Eric Halpenny and Dr. Larry Baxter, Chemical Engineering
Aerosols are small (sub-micron) particles formed mainly in combustion processes by the vaporization and subsequent re-condensation of volatile, inorganic compounds. Cloud formation is an example of an aerosol process. However, unlike clouds, most aerosol-generating processes produce negative effects on both the process that forms them and the environment. Aerosols represent major process and emissions issues for essentially all systems employing low-grade fuel (coal, biomass, and black liquor). An accurate, predictive understanding of aerosol formation and chemistry would substantially improve the efficiency and environmental performance of many processes.
The purpose of my research was to develop a computer simulation capable of predicting aerosol formation and chemistry. This computer simulation effectively describes the formation of sub-micron, liquid-phase particles (or “aerosols”) based on the temperature and composition of a gas phase. The results of the code were compared with previously performed experimental results tested in both the laboratory and the field. The simulation is based on mathematical theory derived by experts in the field of aerosol dynamics.
This simulation would be most effectively used in conjunction with computational fluid dynamics (CFD) codes for black liquor combustion or gasification to predict fume formation and subsequent deposition as a function of operating conditions, fuel properties, and boiler design. Additionally, the code predicts important aspects of sulfur chemistry in recovery boilers, specifically the scrubbing of sulfur dioxide from the gas phase and formation of sulfates in aerosol phases. This tool predicts the amounts, sizes and composition of aerosols and the composition and concentration of remaining vapors under arbitrary boiler conditions.
The data made available by this simulation, specifically applied to black-liquor-fired recovery boilers, which lend themselves to investigation by this method, could prove beneficial in counter-acting degrading effects produced by aerosol particles. Predictions of this type are also useful for all other low-grade fuel systems, i.e. biomass- or coal-fired boilers, as well as in advanced materials systems (such as particle-assisted chemical vapor deposition processes).
One of the major challenges involved in completing this project was applying theoretical mathematical equations based on ideal conditions to a non-ideal system. Most of the chemical interactions involved in aerosol formation occur under conditions that cannot be described by well-developed theory. Instead, they are either described by empirical correlations or are not well understood. Working to better understand and then apply these situations in a practical manner was of great educational value to me.
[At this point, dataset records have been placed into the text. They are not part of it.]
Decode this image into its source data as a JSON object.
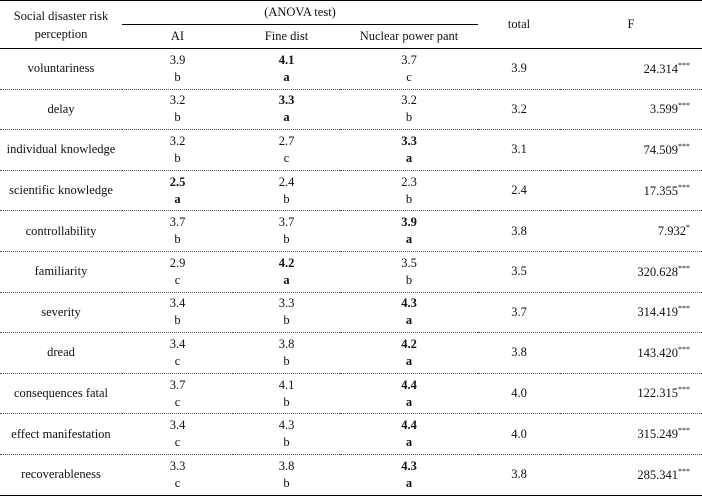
{
  "table": {
    "header": {
      "row_label": "Social disaster risk perception",
      "group_title": "(ANOVA test)",
      "groups": [
        "AI",
        "Fine dist",
        "Nuclear power pant"
      ],
      "total": "total",
      "f": "F"
    },
    "rows": [
      {
        "label": "voluntariness",
        "cells": [
          {
            "value": "3.9",
            "group": "b",
            "bold": false
          },
          {
            "value": "4.1",
            "group": "a",
            "bold": true
          },
          {
            "value": "3.7",
            "group": "c",
            "bold": false
          }
        ],
        "total": "3.9",
        "f": "24.314",
        "sig": "***"
      },
      {
        "label": "delay",
        "cells": [
          {
            "value": "3.2",
            "group": "b",
            "bold": false
          },
          {
            "value": "3.3",
            "group": "a",
            "bold": true
          },
          {
            "value": "3.2",
            "group": "b",
            "bold": false
          }
        ],
        "total": "3.2",
        "f": "3.599",
        "sig": "***"
      },
      {
        "label": "individual knowledge",
        "cells": [
          {
            "value": "3.2",
            "group": "b",
            "bold": false
          },
          {
            "value": "2.7",
            "group": "c",
            "bold": false
          },
          {
            "value": "3.3",
            "group": "a",
            "bold": true
          }
        ],
        "total": "3.1",
        "f": "74.509",
        "sig": "***"
      },
      {
        "label": "scientific knowledge",
        "cells": [
          {
            "value": "2.5",
            "group": "a",
            "bold": true
          },
          {
            "value": "2.4",
            "group": "b",
            "bold": false
          },
          {
            "value": "2.3",
            "group": "b",
            "bold": false
          }
        ],
        "total": "2.4",
        "f": "17.355",
        "sig": "***"
      },
      {
        "label": "controllability",
        "cells": [
          {
            "value": "3.7",
            "group": "b",
            "bold": false
          },
          {
            "value": "3.7",
            "group": "b",
            "bold": false
          },
          {
            "value": "3.9",
            "group": "a",
            "bold": true
          }
        ],
        "total": "3.8",
        "f": "7.932",
        "sig": "*"
      },
      {
        "label": "familiarity",
        "cells": [
          {
            "value": "2.9",
            "group": "c",
            "bold": false
          },
          {
            "value": "4.2",
            "group": "a",
            "bold": true
          },
          {
            "value": "3.5",
            "group": "b",
            "bold": false
          }
        ],
        "total": "3.5",
        "f": "320.628",
        "sig": "***"
      },
      {
        "label": "severity",
        "cells": [
          {
            "value": "3.4",
            "group": "b",
            "bold": false
          },
          {
            "value": "3.3",
            "group": "b",
            "bold": false
          },
          {
            "value": "4.3",
            "group": "a",
            "bold": true
          }
        ],
        "total": "3.7",
        "f": "314.419",
        "sig": "***"
      },
      {
        "label": "dread",
        "cells": [
          {
            "value": "3.4",
            "group": "c",
            "bold": false
          },
          {
            "value": "3.8",
            "group": "b",
            "bold": false
          },
          {
            "value": "4.2",
            "group": "a",
            "bold": true
          }
        ],
        "total": "3.8",
        "f": "143.420",
        "sig": "***"
      },
      {
        "label": "consequences fatal",
        "cells": [
          {
            "value": "3.7",
            "group": "c",
            "bold": false
          },
          {
            "value": "4.1",
            "group": "b",
            "bold": false
          },
          {
            "value": "4.4",
            "group": "a",
            "bold": true
          }
        ],
        "total": "4.0",
        "f": "122.315",
        "sig": "***"
      },
      {
        "label": "effect manifestation",
        "cells": [
          {
            "value": "3.4",
            "group": "c",
            "bold": false
          },
          {
            "value": "4.3",
            "group": "b",
            "bold": false
          },
          {
            "value": "4.4",
            "group": "a",
            "bold": true
          }
        ],
        "total": "4.0",
        "f": "315.249",
        "sig": "***"
      },
      {
        "label": "recoverableness",
        "cells": [
          {
            "value": "3.3",
            "group": "c",
            "bold": false
          },
          {
            "value": "3.8",
            "group": "b",
            "bold": false
          },
          {
            "value": "4.3",
            "group": "a",
            "bold": true
          }
        ],
        "total": "3.8",
        "f": "285.341",
        "sig": "***"
      }
    ]
  }
}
This project is perhaps the first of its kind in that the simulation can predict composition, mass and number concentration, and the shape of the particle size distribution for aerosol species in black-liquor-fired recovery boilers. The biggest improvement over codes of the past is its ability to deal with multi-component vapor and condensed phases. It marks a significant step in understanding aerosol dynamics, with possible implications in improving the efficiency and life of recovery boilers. Additionally, this research verifies the current hypothesis that the initial vapor concentration of alkali salts and sulfates, and gas temperature are the principle factors affecting aerosol formation.
My work would be measurably enhanced by further research in three areas. First, work in non-ideal thermodynamic interactions for liquid-salt mixtures would improve the reliability of aerosol-phase predictions, including sulfate scrubbing from the vapor phase. Secondly, it is important that the vapor condensation theory be researched further such that it accurately models the diameter and number of condensed particles. Finally, accounting for non-ideal mixing, either through further research or by incorporating the model into a CFD code, would resolve the major discrepancies between predicted and measured size distributions.
This project was an educational experience for me and proved to be an opportunity for me to grow intellectually. I was able to apply much of the engineering theory I had learned during my coursework to a complex problem. From that experience, I gained a far greater perspective of the scope of my education. I was also able to closely interact with one of my professors in discussion material in his field of expertise. This helped me gain insight and knowledge not available in a classroom setting, or even in normal one-to-one sessions.
However, perhaps the most fulfilling part of this project was in the final result. I was able to bring together the results of my work into a presentation for an international group of experts in the field I was researching. The final project and results of the simulation were presented in poster format at the International Chemical Recovery Conference (ICRC) held June, 2004 in Raleigh, North Carolina. A paper describing the theory and results of the simulation was also published in the Technical Association for the worldwide Pulp and Paper converting Industry Journal.